Figure 6:. Characterization of adult versus neonatal skin CD301b⁺ DC2

(A) Split UMAP of major DC populations in D10 (neonate) and 6-week-old (adult) murine skin from scRNAseq of sorted live MHCII⁺CD11c⁺ cells. (B-C) Flow quantification of dermal and epidermal DCs in D12 vs. adult skin. (B) Total cell numbers and (C) proportion of dermal DCs. (D) Percentage of ZsGreen⁺ cells in neonatal or adult skin CD301b⁺ and CD301b⁻ DC2 16h after S. epi-ZsGreen colonization. (E) S. epidermidis uptake by neonatal or adult CD301b⁺ and CD301b⁻ SDLN migDC2 in ex vivo phagocytosis assay. (F) Primary response to S. epi-2w in adults. Percentage and total number of 2w⁺ Treg cells (left and middle) and 2w⁺ Teff cells (right). One of two independent experiments. (G-I) Comparison of CD301b⁺ and CD301b⁻ DC2 by scRNAseq. (G) Heatmap of normalized average expression (box color) and percentage of expressing cells (circle size) for indicated genes in adult and neonatal skin CD301b⁺ and CD301b⁻ DC2. All genes but Fcrls for adults have a p-value <0.05. (H) Top differentially expressed genes in CD301b⁺ vs. CD301b⁻ DC2 in adult skin, complete list in Table S4. (I) Central functions enriched in each subset based on pathway analysis, complete list in Table S5. (J-K) Spectral flow cytometry of activation markers in (J) adult skin CD301b⁺ vs. CD301b⁻ DC2 and (K) adult vs. D12 neonatal skin CD301b⁺ DC2. Percent positive cells and geometrical mean of fluorescence intensity (gMFI) among positive cells are shown. (L-M) CD301b⁺ or CD301b⁻ migDC2 were sorted from D10 or adult SDLN and incubated with OVA protein (left) or S. epi-OVA (right) before 72h culture with neonatal OT-II in the presence of IL-2 and TGF-β. (L) Percent proliferating (CTV⁻Ki67⁺⁾ cells and (M) percent Treg cells at 72. Data from one of two replicate experiments. (B, D-F, J-M) each dot is separate biological replicate. Two-way ANOVA except in (F), Student’s unpaired t-test. *p < 0.05, **p < 0.01, ***p < 0.001, ****p<0.0001, ns = not significant.

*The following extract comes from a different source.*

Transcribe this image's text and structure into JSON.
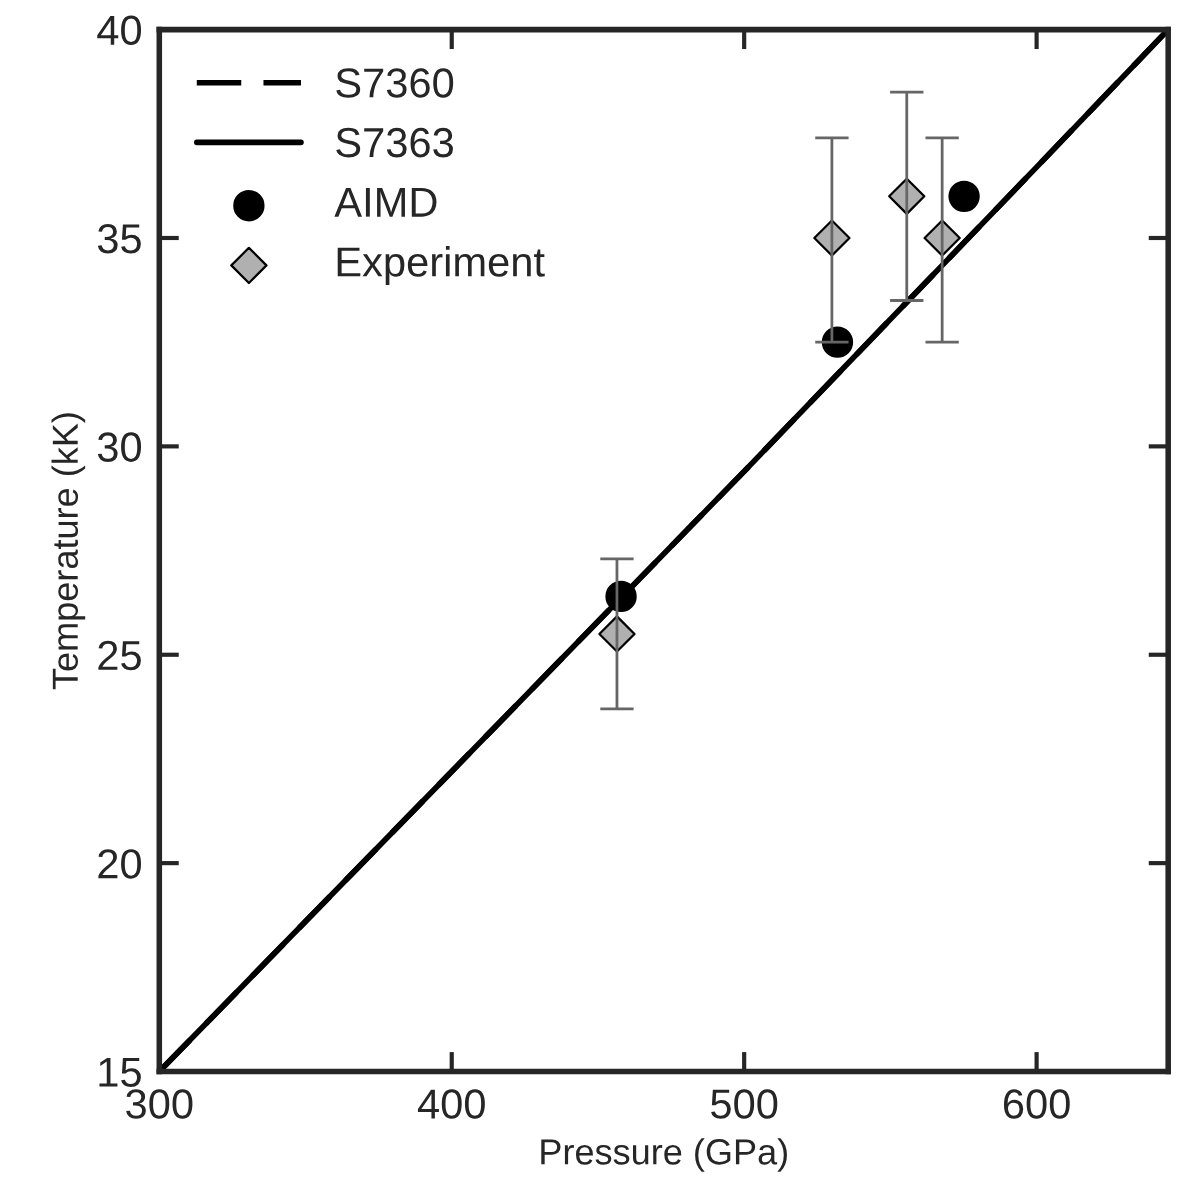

Figure 7:. Aldh1a2 expression is enriched in neonatal CD301b⁺ DC2s and promotes generation of commensal-specific Treg cells

(A) Heatmap (top) and Violin Plot (bottom) of Aldh1a2 expression in subpopulations of D10 SDLN migDC. (B) qRT-PCR of Aldh1a2 expression and (C) ALDH enzymatic activity in CD301b⁺ vs. CD301b⁻ migDC2 sorted from SDLN of D10 or adult mice. Each dot is an independent mouse. (D) CD301b⁻ migDC2 were sorted from neonatal SDLN and incubated for 16 with S. epi-ZsGreen. Enzymatic ALDH activity in ZsGreen⁺ vs. ZsGreen⁻ CD301b⁺ DC2. Each dot represents a biological replicate of cells pooled from two mice. Wilcoxon test. (E) Cd11c^creAldh1a2^fl/fl and Aldh1a2^fl/fl littermates were colonized neonatally with S. epi-2w then (F) total number 2w⁺ Treg cells in the SDLN were enumerated on D21. Mann-Whitney test. (G-H) CD301b⁺ or CD301b⁻ migDC2 were sorted from Cd11c^creAldh1a2^fl/fl and Aldh1a2^fl/fl D10 SDLN then incubated overnight with S. epi-OVA before 72h culture with OT-II in the presence of IL-2 and TGF-β. (G) Representative plots (pre-gating: Live CD4⁺TCRβ⁺) and (H) quantification of OT-II Treg cells. One of three representative independent experiments shown. Dots indicate biological replicates from DCs sorted from pooled neonates. Two-way ANOVA unless specified. *p < 0.05, **p < 0.01, ***p < 0.001, ns = not significant.